Kecuali pasien dalam keadaan kolangitis kolestasis supurativa, bukan keadaan


emergensi. Diagnosis sebaiknya ditegakkan melalui penilaian klinis, dengan bantuan
alat penunjang khusus jika ada. Jika diagnosis tidak pasti, ultrasonografi atau CT akan
sangat membantu. Obstruksi mekanis dapat ditegakkan jika ditemukan tanda
pelebaran saluran bilier, terutama pada pasien dengan kolestasi yang progresif.

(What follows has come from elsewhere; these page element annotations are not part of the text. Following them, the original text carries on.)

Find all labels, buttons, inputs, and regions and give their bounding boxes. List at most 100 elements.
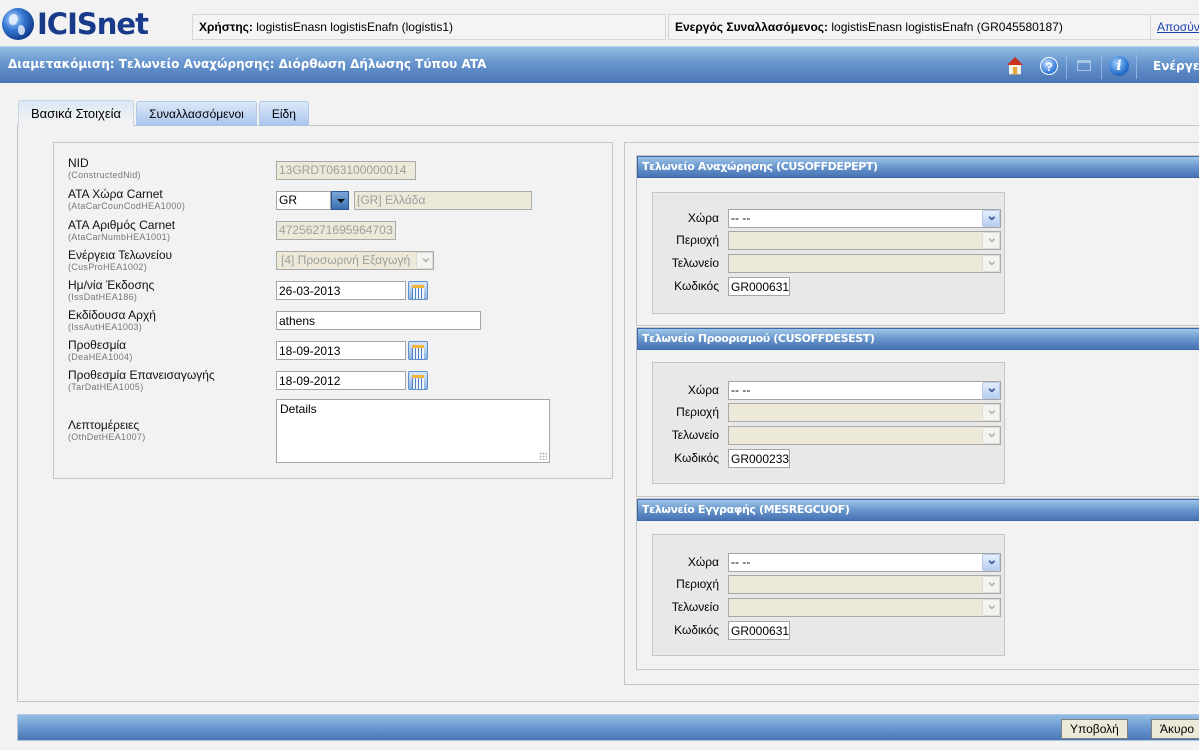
region-select xyxy=(728,575,1001,594)
ata-country-code: (AtaCarCounCodHEA1000) xyxy=(68,201,186,211)
window-button[interactable] xyxy=(1067,47,1101,84)
deadline-input[interactable] xyxy=(276,341,406,360)
code-label: Κωδικός xyxy=(674,279,719,293)
nid-label-group: NID (ConstructedNid) xyxy=(68,157,141,181)
basic-info-form: NID (ConstructedNid) 13GRDT063100000014 … xyxy=(53,142,613,479)
country-select[interactable]: -- -- xyxy=(728,209,1001,228)
chevron-down-icon xyxy=(982,424,1000,444)
region-label: Περιοχή xyxy=(676,233,719,247)
office-select xyxy=(728,426,1001,445)
registration-office-section: Τελωνείο Εγγραφής (MESREGCUOF) Χώρα -- -… xyxy=(636,498,1199,670)
tab-items[interactable]: Είδη xyxy=(258,101,309,126)
help-button[interactable]: ? xyxy=(1032,47,1066,84)
title-bar-toolbar: ? i Ενέργειες xyxy=(998,47,1199,84)
tab-traders[interactable]: Συναλλασσόμενοι xyxy=(136,101,257,126)
resize-grip-icon[interactable] xyxy=(539,452,547,460)
nid-label: NID xyxy=(68,156,89,170)
issuing-authority-label: Εκδίδουσα Αρχή xyxy=(68,308,156,322)
issue-date-label: Ημ/νία Έκδοσης xyxy=(68,278,155,292)
user-info: Χρήστης: logistisEnasn logistisEnafn (lo… xyxy=(192,14,666,40)
country-select[interactable]: -- -- xyxy=(728,381,1001,400)
code-label: Κωδικός xyxy=(674,623,719,637)
reimport-deadline-code: (TarDatHEA1005) xyxy=(68,382,144,392)
chevron-down-icon[interactable] xyxy=(331,191,349,210)
code-input[interactable] xyxy=(728,449,790,468)
tab-basic-info[interactable]: Βασικά Στοιχεία xyxy=(18,100,135,126)
deadline-label: Προθεσμία xyxy=(68,338,127,352)
deadline-label-group: Προθεσμία (DeaHEA1004) xyxy=(68,339,133,363)
country-label: Χώρα xyxy=(687,383,719,397)
section-title: Τελωνείο Προορισμού (CUSOFFDESEST) xyxy=(637,328,1199,350)
section-title: Τελωνείο Εγγραφής (MESREGCUOF) xyxy=(637,499,1199,521)
chevron-down-icon xyxy=(982,229,1000,249)
home-icon xyxy=(1006,56,1024,75)
reimport-deadline-label: Προθεσμία Επανεισαγωγής xyxy=(68,368,215,382)
country-label: Χώρα xyxy=(687,211,719,225)
calendar-icon[interactable] xyxy=(408,281,428,300)
home-button[interactable] xyxy=(998,47,1032,84)
trader-value: logistisEnasn logistisEnafn (GR045580187… xyxy=(831,20,1063,34)
chevron-down-icon xyxy=(982,252,1000,272)
departure-office-section: Τελωνείο Αναχώρησης (CUSOFFDEPEPT) Χώρα … xyxy=(636,155,1199,326)
help-icon: ? xyxy=(1040,56,1058,75)
customs-action-code: (CusProHEA1002) xyxy=(68,262,148,272)
ata-country-label-group: ATA Χώρα Carnet (AtaCarCounCodHEA1000) xyxy=(68,188,185,212)
office-fields: Χώρα -- -- Περιοχή Τελωνείο Κωδικός xyxy=(652,362,1005,484)
issuing-authority-label-group: Εκδίδουσα Αρχή (IssAutHEA1003) xyxy=(68,309,156,333)
office-select xyxy=(728,598,1001,617)
section-title: Τελωνείο Αναχώρησης (CUSOFFDEPEPT) xyxy=(637,156,1199,178)
region-label: Περιοχή xyxy=(676,405,719,419)
user-value: logistisEnasn logistisEnafn (logistis1) xyxy=(256,20,453,34)
region-select xyxy=(728,231,1001,250)
actions-menu[interactable]: Ενέργειες xyxy=(1137,59,1199,73)
user-label: Χρήστης: xyxy=(199,20,253,34)
issuing-authority-code: (IssAutHEA1003) xyxy=(68,322,143,332)
ata-country-select[interactable]: GR xyxy=(276,191,331,210)
issuing-authority-input[interactable] xyxy=(276,311,481,330)
ata-number-label-group: ATA Αριθμός Carnet (AtaCarNumbHEA1001) xyxy=(68,219,175,243)
logout-link[interactable]: Αποσύνδεση xyxy=(1157,20,1199,34)
nid-field: 13GRDT063100000014 xyxy=(276,161,416,180)
details-label-group: Λεπτομέρειες (OthDetHEA1007) xyxy=(68,419,146,443)
destination-office-section: Τελωνείο Προορισμού (CUSOFFDESEST) Χώρα … xyxy=(636,327,1199,497)
window-icon xyxy=(1077,60,1091,71)
footer-bar: Υποβολή Άκυρο xyxy=(17,714,1199,741)
info-button[interactable]: i xyxy=(1102,47,1136,84)
reimport-deadline-input[interactable] xyxy=(276,371,406,390)
title-bar: Διαμετακόμιση: Τελωνείο Αναχώρησης: Διόρ… xyxy=(0,46,1199,83)
ata-country-label: ATA Χώρα Carnet xyxy=(68,187,163,201)
details-code: (OthDetHEA1007) xyxy=(68,432,146,442)
details-textarea[interactable]: Details xyxy=(276,399,550,463)
ata-number-code: (AtaCarNumbHEA1001) xyxy=(68,232,171,242)
region-label: Περιοχή xyxy=(676,577,719,591)
calendar-icon[interactable] xyxy=(408,341,428,360)
office-fields: Χώρα -- -- Περιοχή Τελωνείο Κωδικός xyxy=(652,192,1005,314)
chevron-down-icon[interactable] xyxy=(982,551,1000,571)
country-label: Χώρα xyxy=(687,555,719,569)
cancel-button[interactable]: Άκυρο xyxy=(1151,719,1199,739)
calendar-icon[interactable] xyxy=(408,371,428,390)
chevron-down-icon[interactable] xyxy=(982,379,1000,399)
app-logo: ICISnet xyxy=(2,6,149,42)
chevron-down-icon xyxy=(982,596,1000,616)
code-input[interactable] xyxy=(728,621,790,640)
office-label: Τελωνείο xyxy=(671,428,719,442)
logout-box: Αποσύνδεση xyxy=(1150,14,1199,40)
chevron-down-icon xyxy=(416,249,433,269)
logo-text: ICISnet xyxy=(37,7,149,41)
info-icon: i xyxy=(1109,55,1129,76)
code-label: Κωδικός xyxy=(674,451,719,465)
reimport-deadline-label-group: Προθεσμία Επανεισαγωγής (TarDatHEA1005) xyxy=(68,369,215,393)
issue-date-input[interactable] xyxy=(276,281,406,300)
issue-date-label-group: Ημ/νία Έκδοσης (IssDatHEA186) xyxy=(68,279,154,303)
region-select xyxy=(728,403,1001,422)
tab-bar: Βασικά Στοιχεία Συναλλασσόμενοι Είδη xyxy=(18,100,311,126)
code-input[interactable] xyxy=(728,277,790,296)
globe-icon xyxy=(2,8,34,40)
trader-label: Ενεργός Συναλλασόμενος: xyxy=(675,20,829,34)
ata-number-label: ATA Αριθμός Carnet xyxy=(68,218,176,232)
country-select[interactable]: -- -- xyxy=(728,553,1001,572)
submit-button[interactable]: Υποβολή xyxy=(1061,719,1128,739)
chevron-down-icon[interactable] xyxy=(982,207,1000,227)
issue-date-code: (IssDatHEA186) xyxy=(68,292,138,302)
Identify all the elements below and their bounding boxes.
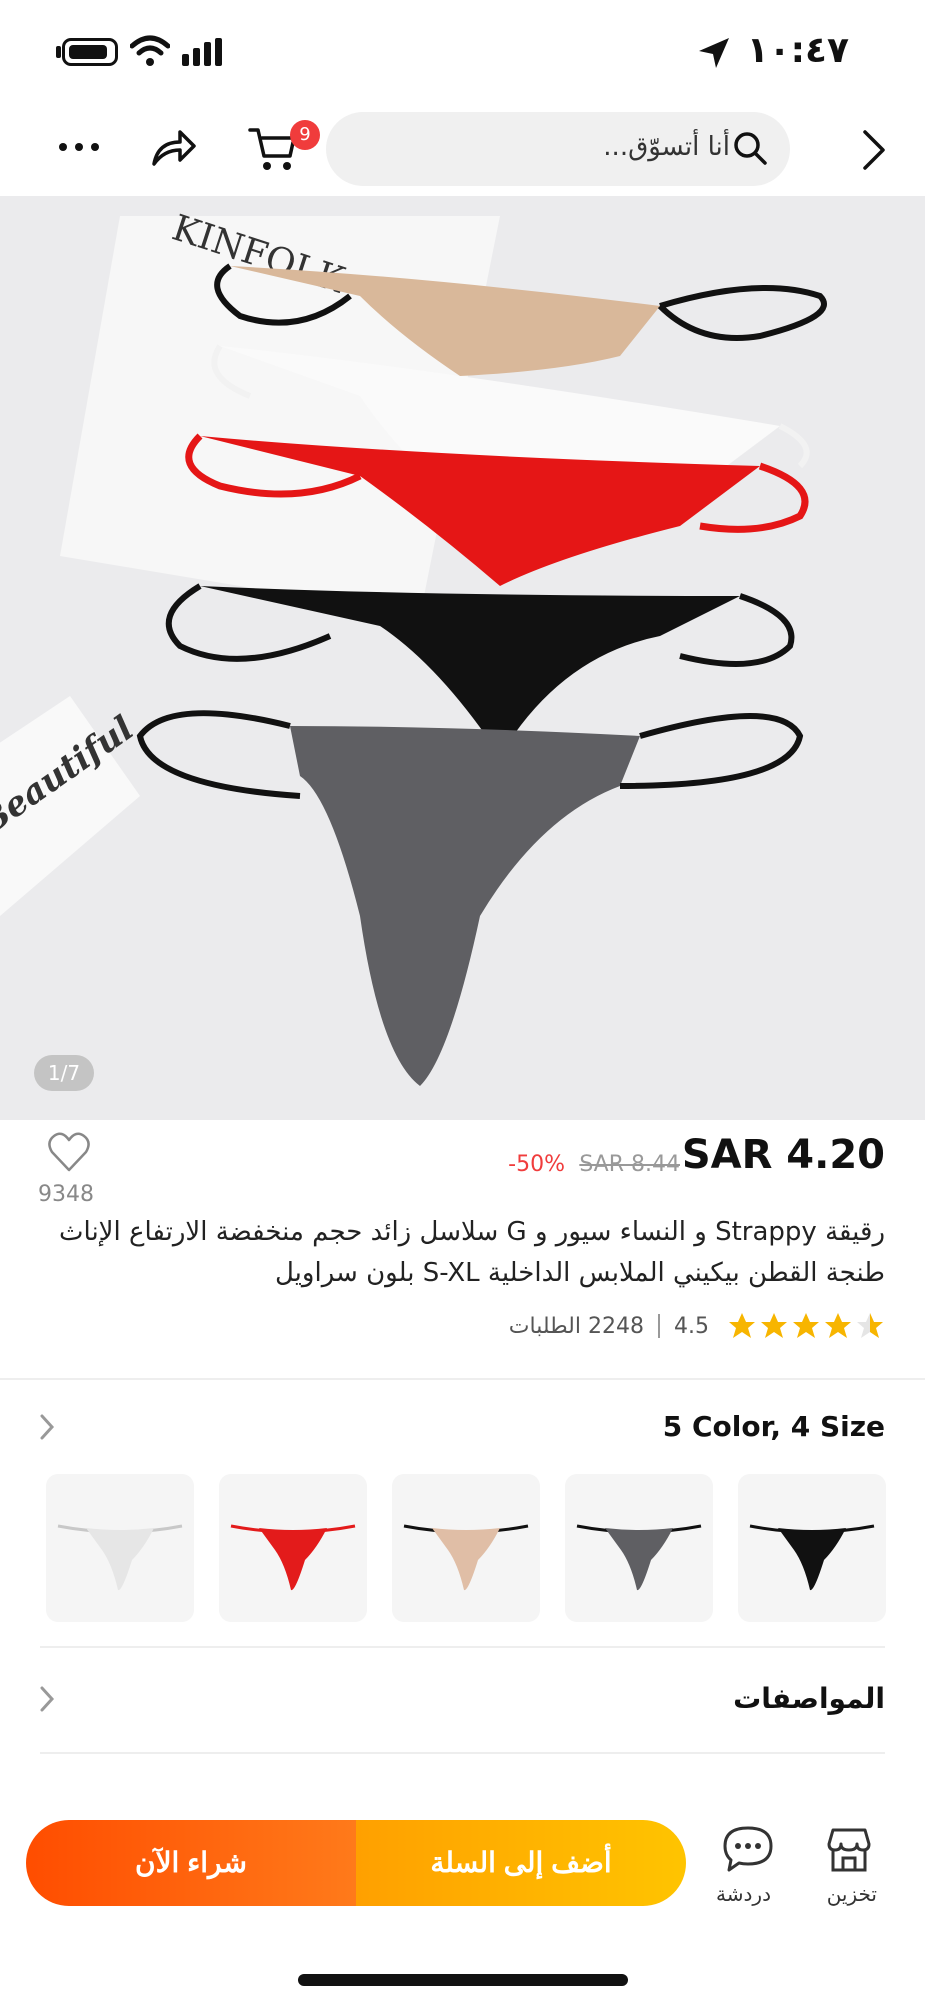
chevron-right-icon[interactable]	[851, 126, 895, 174]
search-input[interactable]: أنا أتسوّق...	[326, 112, 790, 186]
star-icon	[825, 1313, 851, 1338]
divider	[40, 1646, 885, 1648]
price: SAR 4.20	[681, 1132, 885, 1178]
swatch-image	[576, 1524, 702, 1591]
bottom-action-bar: تخزين دردشة شراء الآن أضف إلى السلة	[0, 1800, 925, 2000]
swatch-red[interactable]	[219, 1474, 367, 1622]
original-price: SAR 8.44	[579, 1152, 680, 1177]
status-bar: ١٠:٤٧	[0, 0, 925, 100]
buy-now-button[interactable]: شراء الآن	[26, 1820, 356, 1906]
rating-value: 4.5	[674, 1313, 709, 1339]
chat-icon[interactable]	[721, 1824, 775, 1874]
home-indicator	[298, 1974, 628, 1986]
more-icon[interactable]	[56, 132, 102, 162]
swatch-grey[interactable]	[565, 1474, 713, 1622]
store-label: تخزين	[826, 1882, 877, 1906]
store-icon[interactable]	[823, 1824, 875, 1876]
image-counter: 1/7	[34, 1055, 94, 1091]
swatch-shape	[86, 1528, 154, 1591]
cart-badge: 9	[290, 120, 320, 150]
star-half-icon	[857, 1313, 883, 1338]
swatch-image	[57, 1524, 183, 1591]
specs-title[interactable]: المواصفات	[733, 1682, 885, 1715]
add-to-cart-button[interactable]: أضف إلى السلة	[356, 1820, 686, 1906]
chevron-left-icon[interactable]	[36, 1412, 56, 1442]
swatch-black[interactable]	[738, 1474, 886, 1622]
heart-icon[interactable]	[46, 1130, 92, 1174]
product-photo: KINFOLK Beautiful	[0, 196, 925, 1120]
rating-stars	[725, 1311, 885, 1341]
signal-icon	[182, 38, 222, 66]
swatch-shape	[605, 1528, 673, 1591]
star-icon	[761, 1313, 787, 1338]
swatch-image	[403, 1524, 529, 1591]
location-arrow-icon	[699, 38, 729, 68]
swatch-shape	[259, 1528, 327, 1591]
orders-count: 2248 الطلبات	[508, 1313, 644, 1339]
battery-tip	[56, 46, 61, 58]
share-icon[interactable]	[150, 126, 198, 170]
variants-title[interactable]: 5 Color, 4 Size	[663, 1410, 885, 1443]
chevron-left-icon[interactable]	[36, 1684, 56, 1714]
star-icon	[729, 1313, 755, 1338]
top-nav: 9 أنا أتسوّق...	[0, 110, 925, 190]
color-swatches	[46, 1474, 886, 1622]
battery-icon	[62, 38, 118, 66]
search-icon	[734, 132, 767, 165]
swatch-beige[interactable]	[392, 1474, 540, 1622]
status-time: ١٠:٤٧	[746, 30, 849, 71]
swatch-image	[749, 1524, 875, 1591]
star-icon	[793, 1313, 819, 1338]
swatch-shape	[778, 1528, 846, 1591]
separator	[658, 1314, 660, 1338]
product-title: رقيقة Strappy و النساء سيور و G سلاسل زا…	[59, 1217, 885, 1288]
swatch-image	[230, 1524, 356, 1591]
swatch-shape	[432, 1528, 500, 1591]
swatch-white[interactable]	[46, 1474, 194, 1622]
divider	[40, 1752, 885, 1754]
search-placeholder: أنا أتسوّق...	[603, 132, 730, 162]
favorites-count: 9348	[38, 1182, 94, 1207]
chat-label: دردشة	[716, 1882, 771, 1906]
product-image[interactable]: KINFOLK Beautiful	[0, 196, 925, 1120]
wifi-icon	[130, 35, 170, 66]
rating-row[interactable]: 4.5 2248 الطلبات	[509, 1306, 885, 1346]
discount-badge: -50%	[508, 1152, 565, 1177]
divider	[0, 1378, 925, 1380]
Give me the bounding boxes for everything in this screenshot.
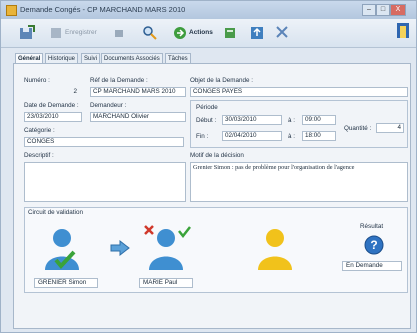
resultat-label: Résultat: [360, 223, 384, 230]
a-label-debut: à :: [288, 117, 296, 124]
quantite-label: Quantité :: [344, 125, 372, 132]
fin-time-field[interactable]: 18:00: [302, 131, 336, 141]
numero-label: Numéro :: [24, 77, 50, 84]
disk-icon[interactable]: [50, 25, 62, 41]
validator-1-name: GRENIER Simon: [34, 278, 98, 288]
toolbar: Enregistrer Actions: [1, 19, 416, 48]
window-title: Demande Congés - CP MARCHAND MARS 2010: [20, 5, 186, 14]
numero-field: 2: [73, 88, 77, 95]
print-icon[interactable]: [114, 25, 124, 41]
general-panel: Numéro : 2 Réf de la Demande : CP MARCHA…: [13, 63, 411, 329]
a-label-fin: à :: [288, 133, 296, 140]
descriptif-textarea[interactable]: [24, 162, 186, 202]
tools-icon[interactable]: [275, 25, 289, 41]
demandeur-field[interactable]: MARCHAND Olivier: [90, 112, 186, 122]
objet-label: Objet de la Demande :: [190, 77, 254, 84]
date-field[interactable]: 23/03/2010: [24, 112, 82, 122]
circuit-title: Circuit de validation: [28, 209, 83, 216]
save-disabled-label: Enregistrer: [65, 29, 97, 36]
application-window: Demande Congés - CP MARCHAND MARS 2010 –…: [0, 0, 417, 333]
title-bar: Demande Congés - CP MARCHAND MARS 2010 –…: [1, 1, 416, 19]
upload-icon[interactable]: [250, 25, 264, 41]
minimize-button[interactable]: –: [362, 4, 376, 16]
actions-button[interactable]: Actions: [189, 29, 213, 36]
close-button[interactable]: X: [390, 4, 406, 16]
fin-date-field[interactable]: 02/04/2010: [222, 131, 282, 141]
app-icon: [6, 5, 17, 16]
categorie-label: Catégorie :: [24, 127, 55, 134]
debut-label: Début :: [196, 117, 217, 124]
ref-field[interactable]: CP MARCHAND MARS 2010: [90, 87, 186, 97]
documents-icon[interactable]: [223, 25, 237, 41]
date-label: Date de Demande :: [24, 102, 79, 109]
categorie-field[interactable]: CONGES: [24, 137, 184, 147]
debut-date-field[interactable]: 30/03/2010: [222, 115, 282, 125]
descriptif-label: Descriptif :: [24, 152, 54, 159]
person-pending-icon[interactable]: [254, 226, 296, 272]
motif-textarea[interactable]: Grenier Simon : pas de problème pour l'o…: [190, 162, 408, 202]
person-validated-icon[interactable]: [42, 226, 84, 272]
svg-text:?: ?: [370, 238, 377, 252]
resultat-value: En Demande: [342, 261, 402, 271]
objet-field[interactable]: CONGES PAYES: [190, 87, 408, 97]
debut-time-field[interactable]: 09:00: [302, 115, 336, 125]
question-icon[interactable]: ?: [364, 235, 384, 255]
exit-icon[interactable]: [396, 22, 410, 38]
actions-icon[interactable]: [173, 25, 187, 41]
quantite-field[interactable]: 4: [376, 123, 404, 133]
periode-label: Période: [196, 104, 218, 111]
demandeur-label: Demandeur :: [90, 102, 127, 109]
ref-label: Réf de la Demande :: [90, 77, 148, 84]
search-icon[interactable]: [142, 25, 158, 41]
maximize-button[interactable]: □: [376, 4, 390, 16]
save-icon[interactable]: [19, 25, 35, 41]
fin-label: Fin :: [196, 133, 209, 140]
validator-2-name: MARIE Paul: [139, 278, 193, 288]
motif-label: Motif de la décision: [190, 152, 244, 159]
arrow-right-icon: [110, 240, 130, 256]
person-partial-icon[interactable]: [142, 224, 192, 272]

Pemeriksan lebih lanjut dengan kolangiografi langsung (ERCP, PTC, MRCP) dapat
dipertimbangkan. Jika pada pemeriksaan ultrasongrafi tidak ditemukan pelebaran
saluran empedu, sangat mungkin lebih cenderung ke maslah intrahepatik, dan biopsy
sangat dianjurkan. 1
Jika alat penunjang tersebut diatas tidak terdapat, maka laparoskopi diagnosis
harus dipertimbangkan, jika pertimbangan klinis lebih menjurus ke sumbatan
1
ekstrahepatik dan kolestasis memburuk progresif.